具有等待和通知功能的Java多线程

Question

I have this piece of code

public MultiThreadedSum(ArrayBuffer ArrayBufferInst)
{
    this.ArrayBufferInst = ArrayBufferInst;
    Sum = 0;
    Flag = false;
    StopFlag = false;
}

public synchronized void Sum2Elements()
{

    while(Flag)
    {
        try {wait();}
        catch (InterruptedException e){}
    }

    Flag = true;

    if (StopFlag)
    {
        notifyAll();
        return;
    }

    System.out.println("Removing and adding 2 elements.");

    Sum = ArrayBufferInst.Sum2Elements();

    notifyAll();
}

public synchronized void InsertElement()
{

    while(!Flag)
    {
        try {wait();}
        catch (InterruptedException e){}
    }

    Flag = false;

    if (StopFlag)
    {
        notifyAll();
        return;
    }

    System.out.println("Inserting the sum.");

    ArrayBufferInst.InsertElement(Sum);

    if (ArrayBufferInst.RetunrSize() == 1)
    {
        StopFlag = true;
    }

    System.out.println(ArrayBufferInst);

    notifyAll();
}

As you can see, I set the Flag to be false first so one of the threads can enter the Sum2Elements method and change it to true and by that, making everyone wait.
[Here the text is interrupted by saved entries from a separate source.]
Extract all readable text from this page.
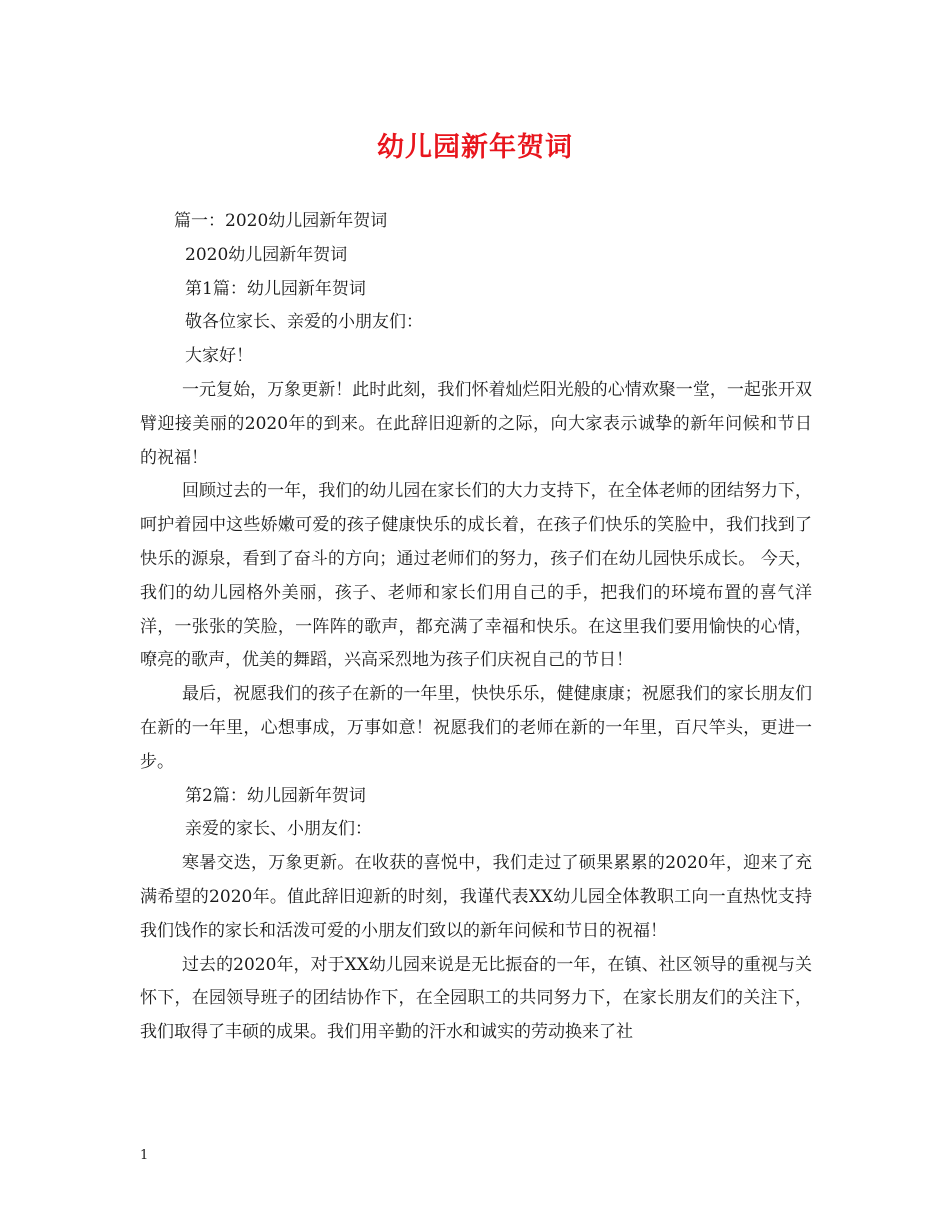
幼儿园新年贺词

篇一：2020幼儿园新年贺词

2020幼儿园新年贺词

第1篇：幼儿园新年贺词

敬各位家长、亲爱的小朋友们：

大家好！

一元复始，万象更新！此时此刻，我们怀着灿烂阳光般的心情欢聚一堂，一起张开双臂迎接美丽的2020年的到来。在此辞旧迎新的之际，向大家表示诚挚的新年问候和节日的祝福！

回顾过去的一年，我们的幼儿园在家长们的大力支持下，在全体老师的团结努力下，呵护着园中这些娇嫩可爱的孩子健康快乐的成长着，在孩子们快乐的笑脸中，我们找到了快乐的源泉，看到了奋斗的方向；通过老师们的努力，孩子们在幼儿园快乐成长。 今天，我们的幼儿园格外美丽，孩子、老师和家长们用自己的手，把我们的环境布置的喜气洋洋，一张张的笑脸，一阵阵的歌声，都充满了幸福和快乐。在这里我们要用愉快的心情，嘹亮的歌声，优美的舞蹈，兴高采烈地为孩子们庆祝自己的节日！

最后，祝愿我们的孩子在新的一年里，快快乐乐，健健康康；祝愿我们的家长朋友们在新的一年里，心想事成，万事如意！祝愿我们的老师在新的一年里，百尺竿头，更进一步。

第2篇：幼儿园新年贺词

亲爱的家长、小朋友们：

寒暑交迭，万象更新。在收获的喜悦中，我们走过了硕果累累的2020年，迎来了充满希望的2020年。值此辞旧迎新的时刻，我谨代表XX幼儿园全体教职工向一直热忱支持我们饯作的家长和活泼可爱的小朋友们致以的新年问候和节日的祝福！

过去的2020年，对于XX幼儿园来说是无比振奋的一年，在镇、社区领导的重视与关怀下，在园领导班子的团结协作下，在全园职工的共同努力下，在家长朋友们的关注下，我们取得了丰硕的成果。我们用辛勤的汗水和诚实的劳动换来了社

1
I know that in synchronized code, only one thread can do its thing, well here I have two synchronized methods, does it mean that 2 threads are trying to conduct this methods after each notifyall?

And if so, is it not possible for one thread to enter Sum2Elements, change the flag to true before the other thread enters InsertElement, and by that skipping the while loop?

Thanks

Answer 1

Only one thread can hold the lock of the object. And then it's only that thread that can enter the synchronized methods on that object.

The thread can however release the lock without returning from the method, by calling Object.wait().

So your code looks good!

does it mean that 2 threads are trying to conduct this methods after each notifyall? 
Ans : It is very much possible for two threads to be in two of your synchronized methods since you are calling wait().

is it not possible for one thread to enter Sum2Elements, change the flag to true before the other thread enters InsertElement, and by that skipping the while loop?
Ans : Yes this is possible again for the same reason specified above.

Answer 2

Only one thread can execute one of two method at a time because both are synchronized though order is undefined

就像我说的那样，一个方法只能一次由一个线程执行，除非执行线程通过调用wait方法释放lock ，而另一个线程获得该lock并执行其他synchronized方法则使这两个语句成为可能 。

Answer 3

Locks are obtained on objects of a class & not on any particular synchronized method. Both the methods are instance methods. So if one of the threads have entered any synchronized method for an object, A say, then any other thread cant enter any synchronized method for that object until the running thread doesnt call notifyAll() method. At that stage all the waiting threads compete to become active but it depends on the thread scheduler to choose a thread which is to become active.

If you want that two different threads should access these synchronized methods simultaneously then the 2 threads should operate on 2 different objects of the class.